All the way up were doors with names written on cards beside the bells. I imagined vistas of passageways, opening on to yet more rooms, more lives. It was very silent, a humming breathing quiet, like listening to someone sleep. It was as if I had become a midget and was walking up the main gallery of a large antheap.
On the top landing it was completely dark; we were standing in a closed box, ‘Here we are,’ said the nurse briskly, and flung open a door. There was a dim space before us, filled with jostling furniture. The colours were dull crimson and purple, with a dark plummy wallpaper, and so many armchairs, buttoned pouffes and small hard tables that it was difficult for the nurse to move in a straight line to the window, where she jerked back heavy curtains. They were red damask lined with black silk, which absorbed the filtering light so that the room became only slightly less obscure than before.
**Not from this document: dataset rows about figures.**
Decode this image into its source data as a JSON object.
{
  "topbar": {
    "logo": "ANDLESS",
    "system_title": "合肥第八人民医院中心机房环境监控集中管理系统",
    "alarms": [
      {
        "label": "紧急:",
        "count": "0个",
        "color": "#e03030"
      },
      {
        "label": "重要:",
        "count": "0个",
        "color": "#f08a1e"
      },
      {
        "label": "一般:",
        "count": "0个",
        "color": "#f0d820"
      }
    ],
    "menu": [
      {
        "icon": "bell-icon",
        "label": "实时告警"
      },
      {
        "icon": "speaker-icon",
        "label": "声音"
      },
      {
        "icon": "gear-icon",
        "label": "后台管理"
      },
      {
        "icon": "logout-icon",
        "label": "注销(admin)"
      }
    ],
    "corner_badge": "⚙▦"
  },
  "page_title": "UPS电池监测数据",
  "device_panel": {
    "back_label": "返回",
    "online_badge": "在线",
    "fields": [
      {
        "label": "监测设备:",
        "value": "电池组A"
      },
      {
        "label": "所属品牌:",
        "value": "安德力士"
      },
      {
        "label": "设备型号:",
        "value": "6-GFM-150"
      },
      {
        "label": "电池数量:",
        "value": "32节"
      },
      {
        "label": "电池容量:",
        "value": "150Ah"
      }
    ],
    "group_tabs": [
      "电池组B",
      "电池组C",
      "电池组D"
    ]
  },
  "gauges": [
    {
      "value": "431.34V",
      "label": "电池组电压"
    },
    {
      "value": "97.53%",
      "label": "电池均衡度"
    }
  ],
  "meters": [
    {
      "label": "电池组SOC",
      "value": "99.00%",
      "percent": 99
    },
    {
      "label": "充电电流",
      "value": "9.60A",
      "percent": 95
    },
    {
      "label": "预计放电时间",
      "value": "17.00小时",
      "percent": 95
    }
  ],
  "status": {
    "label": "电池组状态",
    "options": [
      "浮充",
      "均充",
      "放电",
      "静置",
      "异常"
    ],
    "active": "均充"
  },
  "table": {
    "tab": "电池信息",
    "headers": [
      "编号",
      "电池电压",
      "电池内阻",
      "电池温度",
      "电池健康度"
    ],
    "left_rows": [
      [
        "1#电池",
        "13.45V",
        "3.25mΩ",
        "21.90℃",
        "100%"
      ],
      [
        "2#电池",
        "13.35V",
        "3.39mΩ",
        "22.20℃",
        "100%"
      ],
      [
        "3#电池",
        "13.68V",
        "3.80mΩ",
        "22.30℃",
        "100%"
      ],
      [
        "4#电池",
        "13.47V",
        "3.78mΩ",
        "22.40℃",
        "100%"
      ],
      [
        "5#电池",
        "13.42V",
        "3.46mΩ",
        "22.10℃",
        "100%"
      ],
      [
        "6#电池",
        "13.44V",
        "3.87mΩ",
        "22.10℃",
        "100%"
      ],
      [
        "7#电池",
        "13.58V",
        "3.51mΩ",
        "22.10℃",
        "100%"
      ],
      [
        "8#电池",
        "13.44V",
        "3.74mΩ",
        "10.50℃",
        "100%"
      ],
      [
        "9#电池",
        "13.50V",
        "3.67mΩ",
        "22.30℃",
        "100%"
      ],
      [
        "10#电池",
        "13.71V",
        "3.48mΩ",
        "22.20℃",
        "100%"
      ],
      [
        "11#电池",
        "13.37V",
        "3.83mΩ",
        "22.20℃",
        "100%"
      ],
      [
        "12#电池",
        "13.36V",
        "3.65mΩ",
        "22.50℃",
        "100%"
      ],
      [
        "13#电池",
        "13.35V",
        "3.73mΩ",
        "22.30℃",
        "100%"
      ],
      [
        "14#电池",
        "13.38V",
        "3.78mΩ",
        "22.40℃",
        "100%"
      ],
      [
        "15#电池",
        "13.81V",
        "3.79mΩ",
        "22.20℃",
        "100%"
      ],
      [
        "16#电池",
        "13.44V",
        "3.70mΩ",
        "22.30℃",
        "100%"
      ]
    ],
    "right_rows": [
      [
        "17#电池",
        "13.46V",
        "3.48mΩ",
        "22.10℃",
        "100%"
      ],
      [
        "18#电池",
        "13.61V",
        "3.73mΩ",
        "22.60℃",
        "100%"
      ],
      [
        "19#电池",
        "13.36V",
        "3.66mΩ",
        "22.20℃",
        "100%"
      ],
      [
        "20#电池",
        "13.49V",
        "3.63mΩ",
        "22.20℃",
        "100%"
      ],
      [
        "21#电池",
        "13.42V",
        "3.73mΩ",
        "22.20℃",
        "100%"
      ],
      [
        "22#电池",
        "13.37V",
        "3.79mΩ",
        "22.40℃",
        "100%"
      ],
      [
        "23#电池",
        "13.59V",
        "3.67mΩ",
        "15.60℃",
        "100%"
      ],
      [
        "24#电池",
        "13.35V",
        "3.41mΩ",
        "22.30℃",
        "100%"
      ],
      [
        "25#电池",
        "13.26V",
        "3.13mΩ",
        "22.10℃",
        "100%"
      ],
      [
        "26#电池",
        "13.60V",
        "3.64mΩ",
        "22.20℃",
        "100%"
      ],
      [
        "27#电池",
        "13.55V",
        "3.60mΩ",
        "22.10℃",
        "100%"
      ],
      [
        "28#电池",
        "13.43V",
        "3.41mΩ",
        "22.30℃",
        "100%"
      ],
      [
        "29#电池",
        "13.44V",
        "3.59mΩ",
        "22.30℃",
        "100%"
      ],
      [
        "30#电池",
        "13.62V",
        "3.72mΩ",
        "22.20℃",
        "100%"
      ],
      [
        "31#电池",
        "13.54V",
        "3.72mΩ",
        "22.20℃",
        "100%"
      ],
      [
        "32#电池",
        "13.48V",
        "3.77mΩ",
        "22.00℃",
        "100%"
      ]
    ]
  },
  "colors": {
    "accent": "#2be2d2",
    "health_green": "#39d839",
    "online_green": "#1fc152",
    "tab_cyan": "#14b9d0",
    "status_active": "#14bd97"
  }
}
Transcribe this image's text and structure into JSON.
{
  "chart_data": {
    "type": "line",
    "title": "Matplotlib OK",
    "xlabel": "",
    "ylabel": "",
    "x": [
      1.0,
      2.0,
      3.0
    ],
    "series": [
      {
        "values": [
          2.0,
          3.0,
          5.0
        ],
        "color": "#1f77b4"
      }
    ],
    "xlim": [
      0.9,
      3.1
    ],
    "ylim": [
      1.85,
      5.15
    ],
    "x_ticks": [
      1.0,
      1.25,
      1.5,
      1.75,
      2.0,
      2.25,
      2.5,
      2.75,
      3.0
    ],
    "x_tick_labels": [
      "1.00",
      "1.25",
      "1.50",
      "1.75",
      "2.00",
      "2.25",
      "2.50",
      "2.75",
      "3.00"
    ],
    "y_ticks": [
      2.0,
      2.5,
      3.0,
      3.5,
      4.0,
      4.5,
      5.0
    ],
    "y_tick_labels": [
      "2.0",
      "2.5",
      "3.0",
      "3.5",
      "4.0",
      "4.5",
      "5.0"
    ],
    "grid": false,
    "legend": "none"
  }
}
‘There!’ she exclaimed with pride, turning to gaze lovingly at the oppressive room. ‘This used to be the old lady’s room before she got too ill to climb the stairs. She liked it for the view. It’s a lovely view.’ At the window I saw crowding roofs, and beyond them, the tops of trees shadowed with cold sunlight.
‘Has she been ill for long?’
‘Thirty years,’ said the nurse with pride. ‘Yes, I’ve been nursing her for thirty years. She won’t have anything changed up here, even though she can’t come up herself It was her room she used to sit in when she first got married. She used to paint. No one was allowed up here, not even her husband.’